= Carver Yachts =

American yacht builder

Carver was a yacht builder located in Pulaski, Wisconsin, United States. Their models ranged from 18 feet to 57 feet.

==History==
Carver Yachts was founded in 1954 in Milwaukee, Wisconsin, when Charles "Charlie" Carter and George Verhagen started building mahogany runabouts in a factory on South 27th. The popular myth that they started building boats in the backyard garage is not true. They were both long time marine industry people that decided to build boats rather than sell them through Carter's two marine dealerships in Green Bay and the Fox Valley. The pair later sold the business in 1963 to business partners Walter "Wally" Markham and Glen Nordin, both of whom had worked for Cruisers Yachts of Oconto, Wisconsin.

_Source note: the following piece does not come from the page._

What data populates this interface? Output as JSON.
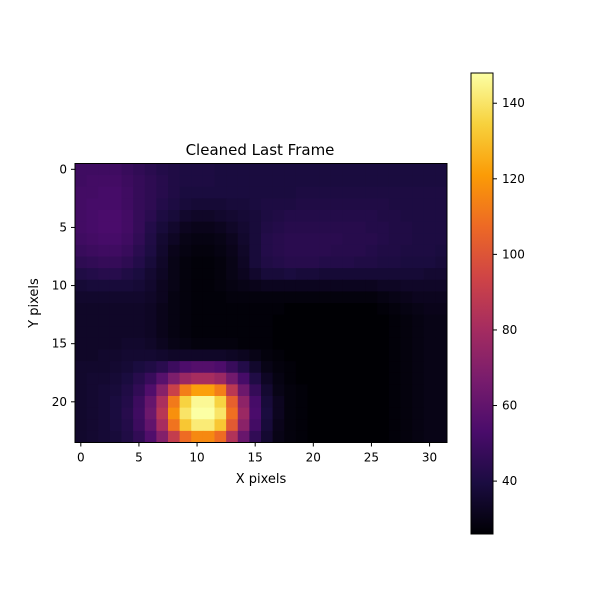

Under their leadership the then-called Carver Boat Corporation transitioned to fiberglass based construction and expanded from a regional boat builder to an international company with worldwide sales.

In 2004 Carver started the Marquis Yachts line, which began with the 59 and 65 Motor Yachts. Over 100 of the 65 Motor Yachts were built from 2005 to 2008 in Pulaski, Wisconsin.

Carver was acquired by Marquis-Larson boat group. Carver Yachts permanently closed July 30, 2021.